I want to partition by three columns in my query :

  1. user id
  2. cancelation month year.
  3. retention month year.

I used row number and partition by as follows

row_number() over (partition by user_id ,cast ( date_format(cancelation_date,'yyyyMM') as integer),cast ( date_format(retention_date,'yyyyMM') as integer) order by cast ( date_format(cancelation_date,'yyyyMM') as integer) asc, cast ( date_format(retention_date,'yyyyMM') as integer)   asc) as row_count

example of the output I got :

| user_id |cancelation_date |cancelation_month_year|retention_date|retention_month_year|row_count|
| -------- | -------------- |----------------------|--------------|--------------------|---------|
| 566      |      28-5-2020 |  202005              | 20-7-2020    | 202007             |1        |
| 566      |     28-5-2020  |  202005              | 30-7-2-2020  | 202007             |2        |

example of the output I want to get:

user_id cancelation_date cancelation_month_year retention_date retention_month_year row_count
566 28-5-2020 202005 20-7-2020 202007 1
566 28-5-2020 202005 30-7-2-2020 202007 1

note that user may have more than cancelation months, for example f he has canceled in August , I want row count =2 for all dates in August and so on.

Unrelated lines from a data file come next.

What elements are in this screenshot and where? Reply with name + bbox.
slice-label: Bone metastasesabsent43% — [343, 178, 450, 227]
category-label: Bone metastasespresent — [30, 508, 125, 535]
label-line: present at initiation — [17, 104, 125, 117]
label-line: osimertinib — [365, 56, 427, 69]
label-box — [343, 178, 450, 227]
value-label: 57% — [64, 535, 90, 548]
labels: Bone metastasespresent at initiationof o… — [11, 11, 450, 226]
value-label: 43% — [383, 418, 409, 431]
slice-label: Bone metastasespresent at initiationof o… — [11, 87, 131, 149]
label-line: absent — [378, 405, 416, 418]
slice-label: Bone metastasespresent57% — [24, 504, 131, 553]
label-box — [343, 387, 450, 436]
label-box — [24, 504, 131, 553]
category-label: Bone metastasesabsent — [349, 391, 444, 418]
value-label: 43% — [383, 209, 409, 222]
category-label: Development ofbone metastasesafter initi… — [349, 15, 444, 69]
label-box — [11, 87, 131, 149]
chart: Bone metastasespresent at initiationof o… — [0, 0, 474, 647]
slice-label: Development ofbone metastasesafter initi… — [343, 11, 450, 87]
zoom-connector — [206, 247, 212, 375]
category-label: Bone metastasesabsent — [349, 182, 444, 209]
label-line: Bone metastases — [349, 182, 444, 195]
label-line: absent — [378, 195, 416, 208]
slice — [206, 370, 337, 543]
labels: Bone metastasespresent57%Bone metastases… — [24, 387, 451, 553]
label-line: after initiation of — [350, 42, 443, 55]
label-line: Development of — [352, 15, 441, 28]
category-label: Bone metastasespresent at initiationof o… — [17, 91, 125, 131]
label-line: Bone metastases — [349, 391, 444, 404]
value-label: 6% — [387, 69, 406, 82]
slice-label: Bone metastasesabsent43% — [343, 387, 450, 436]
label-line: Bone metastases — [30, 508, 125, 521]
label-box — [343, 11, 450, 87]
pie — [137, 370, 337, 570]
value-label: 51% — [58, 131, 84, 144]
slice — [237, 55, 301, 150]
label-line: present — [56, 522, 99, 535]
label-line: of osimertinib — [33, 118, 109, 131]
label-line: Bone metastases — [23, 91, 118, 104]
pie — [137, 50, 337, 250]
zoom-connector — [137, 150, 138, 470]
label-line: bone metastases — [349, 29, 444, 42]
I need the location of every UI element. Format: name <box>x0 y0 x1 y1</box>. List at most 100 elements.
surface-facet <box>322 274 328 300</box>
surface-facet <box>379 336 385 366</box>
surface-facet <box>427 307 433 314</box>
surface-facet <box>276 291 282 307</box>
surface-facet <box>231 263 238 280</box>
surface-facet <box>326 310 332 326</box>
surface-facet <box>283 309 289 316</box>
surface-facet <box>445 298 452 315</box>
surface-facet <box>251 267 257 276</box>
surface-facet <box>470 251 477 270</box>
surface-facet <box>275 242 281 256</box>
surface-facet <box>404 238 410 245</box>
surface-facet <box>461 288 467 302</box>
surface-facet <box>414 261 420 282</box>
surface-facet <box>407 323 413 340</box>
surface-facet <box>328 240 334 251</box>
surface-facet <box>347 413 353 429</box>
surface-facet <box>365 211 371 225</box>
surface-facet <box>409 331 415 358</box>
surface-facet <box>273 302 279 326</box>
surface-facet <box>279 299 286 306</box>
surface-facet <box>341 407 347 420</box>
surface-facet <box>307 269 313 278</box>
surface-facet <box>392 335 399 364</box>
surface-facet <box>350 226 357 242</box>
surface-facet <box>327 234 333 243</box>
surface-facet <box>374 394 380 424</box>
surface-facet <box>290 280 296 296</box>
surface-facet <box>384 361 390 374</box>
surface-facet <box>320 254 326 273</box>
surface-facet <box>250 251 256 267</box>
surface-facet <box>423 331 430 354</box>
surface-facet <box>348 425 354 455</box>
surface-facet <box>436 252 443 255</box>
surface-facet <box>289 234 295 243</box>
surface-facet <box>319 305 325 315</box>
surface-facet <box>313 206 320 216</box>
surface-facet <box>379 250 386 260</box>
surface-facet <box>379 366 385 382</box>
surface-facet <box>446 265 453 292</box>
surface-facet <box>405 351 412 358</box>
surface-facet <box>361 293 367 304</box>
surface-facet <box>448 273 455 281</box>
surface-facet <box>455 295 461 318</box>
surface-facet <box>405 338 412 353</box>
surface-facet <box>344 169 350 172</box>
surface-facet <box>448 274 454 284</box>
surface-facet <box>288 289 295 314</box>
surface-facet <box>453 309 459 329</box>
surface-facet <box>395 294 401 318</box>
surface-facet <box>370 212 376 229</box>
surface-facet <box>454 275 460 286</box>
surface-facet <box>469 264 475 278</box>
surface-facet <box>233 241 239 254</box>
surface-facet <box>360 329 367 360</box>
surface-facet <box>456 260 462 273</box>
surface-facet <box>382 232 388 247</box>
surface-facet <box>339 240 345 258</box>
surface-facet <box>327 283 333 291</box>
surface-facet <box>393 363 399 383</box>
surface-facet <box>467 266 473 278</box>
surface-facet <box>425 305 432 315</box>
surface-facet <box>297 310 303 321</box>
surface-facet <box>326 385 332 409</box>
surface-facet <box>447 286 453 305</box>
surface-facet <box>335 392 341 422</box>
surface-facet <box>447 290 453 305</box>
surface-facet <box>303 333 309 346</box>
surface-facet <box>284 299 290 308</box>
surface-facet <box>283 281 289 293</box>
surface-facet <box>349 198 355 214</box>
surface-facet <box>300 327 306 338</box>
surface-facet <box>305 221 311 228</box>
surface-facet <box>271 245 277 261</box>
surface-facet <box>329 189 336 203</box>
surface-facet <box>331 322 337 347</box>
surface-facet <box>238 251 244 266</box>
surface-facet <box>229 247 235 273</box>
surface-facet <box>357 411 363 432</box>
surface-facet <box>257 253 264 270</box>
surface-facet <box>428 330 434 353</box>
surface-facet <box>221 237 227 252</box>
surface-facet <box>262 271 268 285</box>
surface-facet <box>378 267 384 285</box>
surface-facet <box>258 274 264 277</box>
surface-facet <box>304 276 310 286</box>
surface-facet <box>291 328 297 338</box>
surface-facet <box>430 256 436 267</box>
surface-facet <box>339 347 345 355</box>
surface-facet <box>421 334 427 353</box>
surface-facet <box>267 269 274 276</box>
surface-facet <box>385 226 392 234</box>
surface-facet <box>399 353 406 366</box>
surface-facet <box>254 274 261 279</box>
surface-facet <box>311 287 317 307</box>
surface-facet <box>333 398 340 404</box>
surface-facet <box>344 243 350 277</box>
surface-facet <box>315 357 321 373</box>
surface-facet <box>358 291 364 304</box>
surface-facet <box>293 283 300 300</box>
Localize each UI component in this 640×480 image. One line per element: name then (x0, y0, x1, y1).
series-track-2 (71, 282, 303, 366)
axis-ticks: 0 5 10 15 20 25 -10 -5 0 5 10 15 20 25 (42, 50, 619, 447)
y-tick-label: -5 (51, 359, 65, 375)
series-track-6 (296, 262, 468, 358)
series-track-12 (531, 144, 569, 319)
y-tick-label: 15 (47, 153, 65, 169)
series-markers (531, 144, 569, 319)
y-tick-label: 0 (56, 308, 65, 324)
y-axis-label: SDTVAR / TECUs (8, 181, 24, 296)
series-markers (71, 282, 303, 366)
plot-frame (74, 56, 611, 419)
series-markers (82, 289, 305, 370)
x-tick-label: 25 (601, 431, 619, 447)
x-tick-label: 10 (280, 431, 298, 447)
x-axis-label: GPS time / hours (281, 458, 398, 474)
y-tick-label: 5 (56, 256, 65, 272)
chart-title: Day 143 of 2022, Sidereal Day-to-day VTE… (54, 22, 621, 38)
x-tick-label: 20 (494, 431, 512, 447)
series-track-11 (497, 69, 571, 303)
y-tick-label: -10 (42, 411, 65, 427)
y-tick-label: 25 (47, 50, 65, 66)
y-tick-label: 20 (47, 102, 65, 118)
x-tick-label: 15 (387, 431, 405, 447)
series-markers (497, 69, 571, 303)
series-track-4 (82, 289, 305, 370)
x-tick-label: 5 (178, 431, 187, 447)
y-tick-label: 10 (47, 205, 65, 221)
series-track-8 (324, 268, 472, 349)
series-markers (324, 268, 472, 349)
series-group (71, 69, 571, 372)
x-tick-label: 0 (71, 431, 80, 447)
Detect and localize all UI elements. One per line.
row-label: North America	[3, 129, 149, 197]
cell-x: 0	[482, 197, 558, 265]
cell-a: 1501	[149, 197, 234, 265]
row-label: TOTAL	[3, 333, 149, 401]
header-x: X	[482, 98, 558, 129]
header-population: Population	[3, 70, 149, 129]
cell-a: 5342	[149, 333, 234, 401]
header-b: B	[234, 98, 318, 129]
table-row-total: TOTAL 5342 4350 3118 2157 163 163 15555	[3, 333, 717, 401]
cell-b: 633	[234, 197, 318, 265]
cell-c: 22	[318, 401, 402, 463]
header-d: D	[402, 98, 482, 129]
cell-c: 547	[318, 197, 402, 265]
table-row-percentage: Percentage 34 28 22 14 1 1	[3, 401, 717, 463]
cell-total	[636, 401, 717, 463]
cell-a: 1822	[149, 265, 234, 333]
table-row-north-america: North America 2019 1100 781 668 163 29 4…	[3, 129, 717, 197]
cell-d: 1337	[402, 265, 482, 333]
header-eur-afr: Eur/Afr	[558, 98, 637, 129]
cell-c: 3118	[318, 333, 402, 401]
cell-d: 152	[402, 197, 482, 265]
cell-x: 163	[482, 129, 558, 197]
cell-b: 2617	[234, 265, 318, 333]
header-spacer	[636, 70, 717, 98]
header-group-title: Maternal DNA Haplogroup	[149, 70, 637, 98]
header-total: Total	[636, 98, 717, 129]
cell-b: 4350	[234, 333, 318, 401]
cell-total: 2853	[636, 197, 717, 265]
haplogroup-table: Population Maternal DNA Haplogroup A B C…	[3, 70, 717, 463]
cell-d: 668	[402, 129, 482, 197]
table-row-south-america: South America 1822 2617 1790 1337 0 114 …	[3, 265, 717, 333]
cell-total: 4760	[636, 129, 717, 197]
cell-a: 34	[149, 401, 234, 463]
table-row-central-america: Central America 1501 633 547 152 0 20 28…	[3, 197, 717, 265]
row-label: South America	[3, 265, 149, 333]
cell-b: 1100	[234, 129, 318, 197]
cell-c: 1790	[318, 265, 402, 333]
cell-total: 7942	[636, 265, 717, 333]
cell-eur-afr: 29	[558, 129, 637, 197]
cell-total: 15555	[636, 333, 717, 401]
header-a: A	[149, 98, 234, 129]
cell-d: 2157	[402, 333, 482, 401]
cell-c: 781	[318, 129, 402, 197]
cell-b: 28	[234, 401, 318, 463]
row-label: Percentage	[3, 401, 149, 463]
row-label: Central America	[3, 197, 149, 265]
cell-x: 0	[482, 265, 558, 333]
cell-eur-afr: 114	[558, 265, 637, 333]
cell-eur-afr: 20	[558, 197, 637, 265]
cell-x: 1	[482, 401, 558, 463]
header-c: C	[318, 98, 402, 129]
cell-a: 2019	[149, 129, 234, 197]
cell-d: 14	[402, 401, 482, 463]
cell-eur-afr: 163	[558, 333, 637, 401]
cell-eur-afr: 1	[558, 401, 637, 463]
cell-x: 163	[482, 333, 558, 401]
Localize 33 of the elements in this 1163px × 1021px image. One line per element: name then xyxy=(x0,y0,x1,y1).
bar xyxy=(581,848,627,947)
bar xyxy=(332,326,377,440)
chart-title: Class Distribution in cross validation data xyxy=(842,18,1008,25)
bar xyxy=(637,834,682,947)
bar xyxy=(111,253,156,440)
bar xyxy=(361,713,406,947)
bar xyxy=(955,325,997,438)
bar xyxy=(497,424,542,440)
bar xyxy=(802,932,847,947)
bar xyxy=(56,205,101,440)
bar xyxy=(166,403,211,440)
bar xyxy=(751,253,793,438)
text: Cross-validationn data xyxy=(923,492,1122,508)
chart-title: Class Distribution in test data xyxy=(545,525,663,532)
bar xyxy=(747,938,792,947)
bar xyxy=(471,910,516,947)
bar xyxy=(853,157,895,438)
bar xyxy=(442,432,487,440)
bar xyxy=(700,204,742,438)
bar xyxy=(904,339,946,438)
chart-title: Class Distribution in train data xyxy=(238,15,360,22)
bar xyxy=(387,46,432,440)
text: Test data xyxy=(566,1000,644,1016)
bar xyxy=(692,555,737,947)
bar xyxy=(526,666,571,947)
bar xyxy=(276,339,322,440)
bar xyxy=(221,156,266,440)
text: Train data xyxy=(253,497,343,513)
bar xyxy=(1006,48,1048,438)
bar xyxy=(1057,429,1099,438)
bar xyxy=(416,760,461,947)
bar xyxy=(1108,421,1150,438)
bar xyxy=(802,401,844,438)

it's not obvious why partition by is partitioning by retention date instead of partitioning by retention month year.

layal
  • 27
  • 6
  • I get the impression `row_number` is not what you want, rather you are interested in [`dense_rank`](https://spark.apache.org/docs/latest/api/python/reference/api/pyspark.sql.functions.dense_rank.html?highlight=dense_rank), wherein you would get your expected output. – Nithish Nov 10 '21 at 10:52
  • that's right . dense_rank worked for me – layal Nov 10 '21 at 11:25
  • 1
    When you have a moment, if snithish answer worked for you, I'm sure they'd appreciate you marking it as correct. – Matt Andruff Nov 10 '21 at 16:40

1 Answers1

0

I get the impression that row_number is not what you want, rather you are interested in dense_rank, wherein you would get your expected output.

Nithish
  • 3,062
  • 2
  • 8
  • 16